Into a maelstrom of speculation Telecom's Theresa Gattung dropped the strongest hint yet this week that the carrier is preparing to bid for Cable & Wireless Optus' mobile division.
The official line at the announcement of the unification of Telecom and AAPT's mobile arms was that the move would deliver a "focused business unit." On an Optus bid, no comment.
Nonetheless Gattung, who must have been painfully aware how desperate journalists were to connect the two, conceded a useful byproduct of the merger would be to allow a float or a sale of an equity stake to a partner.
As this is pretty much a precondition of an Optus bid the media took her comments as a disguised "yes."
Gattung's veil dance probably reflects two facts.
First, Optus has yet to issue any paperwork on its breakup so prospective bidders don't yet know for sure what's on offer, let alone at what price.
Second, Optus' mobile business is guesstimated to be worth upwards of $A10 billion ($13 billion) so it's clear Telecom couldn't bid alone at the best of times. It would need a partner or partners, necessitating discretion until a deal is done.
Among the chattering classes the favoured solution goes like this.
Optus has 3.1 million mobile customers worth, if $A10 billion is in the ballpark, $A3226 apiece.
Telecom has a million customers and AAPT 200,000. Combined they are worth, by the same calculation, $A3.9 billion.
The combined outfit - let's call it Telecom Pacific Mobile - would have a 35% share of Australia's 9.3 million users, ahead of Vodafone with 18% but behind Telstra with 47%. In New Zealand it would have around 66%, although that figure is disputed by Vodafone, which has most of the rest.
It would be worth a tad under $A14 billion.
Counting in its customers, and chucking in $A1.7 billion ($2.2 billion) of cash, Telecom gets 40%. Its partner, widely speculated to be Japan's NTT DoCoMo, puts in $A5.6 billion for 40%, and the whole thing is floated, with 20% going to the public for $A2.8 billion.
Telecom could also seek to pay for its "excess" by issuing shares to Optus. True, at the current weak share price that would dilute existing holders. But Optus' assets should be discounted for the general telco weakness too. In any case Optus would no doubt prefer cash.
The question is, can Telecom load a further $2.2 billion on to its balance sheet, which is already groaning somewhat under the weight of its $7 billion-odd of debt?
Looking at the balance sheet doesn't help much. The book value of its equity, at $1.13 billion, is way below its market value. Analysts point out its interest cover (free cash flow divided by interest payments) is well over four times, so there's still some room for manoeuvre.
The carrier could also opt for a lesser stake.
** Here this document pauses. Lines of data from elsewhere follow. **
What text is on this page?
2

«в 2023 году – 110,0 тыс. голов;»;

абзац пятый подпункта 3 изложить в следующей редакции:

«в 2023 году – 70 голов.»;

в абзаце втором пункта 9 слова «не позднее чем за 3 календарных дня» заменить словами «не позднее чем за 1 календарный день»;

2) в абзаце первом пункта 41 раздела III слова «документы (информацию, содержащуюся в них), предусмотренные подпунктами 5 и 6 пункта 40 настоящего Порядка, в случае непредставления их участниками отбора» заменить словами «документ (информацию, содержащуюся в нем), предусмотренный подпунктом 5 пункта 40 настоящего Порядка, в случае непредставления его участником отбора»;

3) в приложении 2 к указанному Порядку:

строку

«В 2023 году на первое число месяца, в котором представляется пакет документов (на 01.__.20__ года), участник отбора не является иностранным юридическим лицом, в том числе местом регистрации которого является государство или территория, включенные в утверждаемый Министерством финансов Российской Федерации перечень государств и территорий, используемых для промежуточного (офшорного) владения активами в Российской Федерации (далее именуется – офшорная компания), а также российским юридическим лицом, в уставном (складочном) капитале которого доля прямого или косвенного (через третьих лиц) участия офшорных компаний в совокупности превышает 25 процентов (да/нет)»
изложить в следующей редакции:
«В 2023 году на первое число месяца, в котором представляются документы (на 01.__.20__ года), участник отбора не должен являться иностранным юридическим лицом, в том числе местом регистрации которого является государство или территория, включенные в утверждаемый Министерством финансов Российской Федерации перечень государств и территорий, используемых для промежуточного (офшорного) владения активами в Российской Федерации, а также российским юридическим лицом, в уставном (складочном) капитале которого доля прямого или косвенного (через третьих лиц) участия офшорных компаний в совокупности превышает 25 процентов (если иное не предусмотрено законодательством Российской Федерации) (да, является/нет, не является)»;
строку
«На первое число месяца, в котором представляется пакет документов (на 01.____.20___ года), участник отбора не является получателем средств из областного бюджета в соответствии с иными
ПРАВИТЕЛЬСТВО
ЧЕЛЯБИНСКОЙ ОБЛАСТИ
Anything below 28% and it wouldn't need to put in cash.
And then there's the future of the Southern Cross Cable.
Telecom owns 50% of this, Optus 40%, and MCI Worldcom 10%. It's thought to be worth anywhere between $2 billion and $3 billion.
There is no obvious need for Telecom to hold any equity in the cable company now it's up and running. Selling into a float would raise, say, $1.25 billion.
So, ticking off a number of "ifs," Telecom probably can mount an Optus bid. Will it want to?
For starters much depends on price. Vodafone and Singapore Telecom are also rumoured to be interested and a three-way bidding war could push the price up beyond what Telecom would be able or willing to pay.
According to Australian reports, Optus needs $A8 billion to expand its network, build base stations and bid for spectrum. Although it's growing fast it will be some time before its cash flows will be able to support that level of capital expenditure.
In 1999 its operating cash flow was $A513 million and the outflow on investing was $A975 million.
Last year it took in $A587 million and spent $A1.61 billion.
Gattung said it hadn't been decided yet whether Telecom/AAPT would bid for 3G spectrum in Australia's upcoming auction.
But the dismay at the prices telcos were paying for spectrum around the world is beginning to dissipate. Australia's auction is looking likely to be as much of a damp squib as our own.
And Optus, almost all of whose customers use GSM phones, has headed down the opposite evolutionary path toward third-generation services than Telecom and AAPT, both of which are rolling out CDMA networks.
It's unclear how much this will affect Optus' value in Telecom's eyes.
For instance, Telstra is quite happy to run a mixed-pedigree network.
Shoeshine hopes Telecom is able to make a decision soon. He'd hate all those brokers wanting a piece of the action to have to keep their mobiles switched on over Christmas lunch.
It's a sign of how lowbrow Fletcher Challenge's forestry row has become that China's Citic has resorted to accusing FCL chairman Roderick Deane of racism.
It's a pretty specious charge. Deane said only that there had been cultural differences regarding the binding nature of contracts. Such differences could arise between a New Zealand company and one from the UK, the US, or Chile - just ask Carter Holt Harvey.